Through a glass darkly

Simon Maier with some big questions on big data

We are led to assume that Cambridge Analytics did help to influence the US election and the EU referendum by mining data from Facebook, using it to predict over 80m personalities and then tailoring advertising to match their profiles. That story gives us a peek into a possible dystopian future, where data protection will be weaker or non-existent. Should we be worried? More worried? Is big data being used to create personalised advertising that alters the way we vote, buy or behave?

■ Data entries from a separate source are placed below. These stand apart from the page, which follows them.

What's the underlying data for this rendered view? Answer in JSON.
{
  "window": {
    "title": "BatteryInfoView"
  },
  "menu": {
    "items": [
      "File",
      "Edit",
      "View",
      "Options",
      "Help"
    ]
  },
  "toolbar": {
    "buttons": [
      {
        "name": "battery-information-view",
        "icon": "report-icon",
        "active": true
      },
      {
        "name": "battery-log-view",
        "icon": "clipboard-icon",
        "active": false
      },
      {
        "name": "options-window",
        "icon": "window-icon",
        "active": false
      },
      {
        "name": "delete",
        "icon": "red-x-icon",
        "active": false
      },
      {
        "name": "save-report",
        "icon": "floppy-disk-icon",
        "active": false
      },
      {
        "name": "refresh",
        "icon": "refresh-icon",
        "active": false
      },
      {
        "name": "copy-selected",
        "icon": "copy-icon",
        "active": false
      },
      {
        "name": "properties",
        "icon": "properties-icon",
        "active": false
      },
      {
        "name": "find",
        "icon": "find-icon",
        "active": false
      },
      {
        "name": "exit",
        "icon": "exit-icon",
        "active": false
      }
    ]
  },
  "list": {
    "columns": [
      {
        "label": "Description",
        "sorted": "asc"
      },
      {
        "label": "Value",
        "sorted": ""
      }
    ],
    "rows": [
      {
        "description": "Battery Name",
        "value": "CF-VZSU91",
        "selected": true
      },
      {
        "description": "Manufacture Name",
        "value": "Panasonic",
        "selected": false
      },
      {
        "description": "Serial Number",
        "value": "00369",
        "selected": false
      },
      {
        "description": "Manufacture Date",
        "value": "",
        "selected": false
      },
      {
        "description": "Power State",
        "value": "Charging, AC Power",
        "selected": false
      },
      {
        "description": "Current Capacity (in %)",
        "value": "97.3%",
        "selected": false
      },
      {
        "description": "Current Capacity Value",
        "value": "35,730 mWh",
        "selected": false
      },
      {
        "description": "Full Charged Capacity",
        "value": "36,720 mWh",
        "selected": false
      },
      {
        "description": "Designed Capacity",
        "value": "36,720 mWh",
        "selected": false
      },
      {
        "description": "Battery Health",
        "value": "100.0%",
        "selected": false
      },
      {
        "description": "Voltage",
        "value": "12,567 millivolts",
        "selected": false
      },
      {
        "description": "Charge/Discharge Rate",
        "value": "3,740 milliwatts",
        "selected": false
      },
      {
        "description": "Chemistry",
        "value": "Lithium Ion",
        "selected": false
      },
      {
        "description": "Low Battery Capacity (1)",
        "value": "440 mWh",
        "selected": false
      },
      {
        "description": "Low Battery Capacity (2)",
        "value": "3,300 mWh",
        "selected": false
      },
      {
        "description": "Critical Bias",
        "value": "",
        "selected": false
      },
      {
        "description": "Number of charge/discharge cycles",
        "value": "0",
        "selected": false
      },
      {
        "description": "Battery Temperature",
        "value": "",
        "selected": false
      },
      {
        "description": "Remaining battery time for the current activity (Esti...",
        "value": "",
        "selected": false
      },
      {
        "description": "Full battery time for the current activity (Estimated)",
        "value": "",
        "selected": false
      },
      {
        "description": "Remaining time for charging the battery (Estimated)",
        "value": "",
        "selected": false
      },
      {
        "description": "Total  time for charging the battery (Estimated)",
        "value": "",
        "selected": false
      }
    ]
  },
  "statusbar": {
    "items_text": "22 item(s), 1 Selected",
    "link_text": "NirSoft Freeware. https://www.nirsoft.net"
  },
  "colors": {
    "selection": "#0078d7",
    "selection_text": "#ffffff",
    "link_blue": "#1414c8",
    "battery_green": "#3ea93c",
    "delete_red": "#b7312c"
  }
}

Online information already lends itself to manipulation. Big data is still fairly new, so over the next few years information about us all could become an even more powerful tool for manipulating the decisions we make. Our capacity to resist manipulation is limited. Clever word usage and smart question formats can confuse use – and the use of triggers in digital messaging can compromise our judgement.

Big money exercises power over political and commercial systems. There are also well-funded lobby groups, often disguised as helpful bodies and cheerful associations. Fake online sites would have us believe that huge numbers of people support political, news or commercial stories. In some countries people’s online activities are allegedly monitored to determine how compliant their citizens are and whether they qualify for travel privileges, employment or mortgages. 

That which we believe is kept confidential, isn’t, despite recent legislation. And, in our own industry, clients are led to believe that their delegates’ information is confidential. Is it? Most events, conferences and congresses have very high-profile or influential delegates. Are the systems we use safe? Fail-safe safe? Can the content be compromised? Do we think that the word ‘again’ should be added?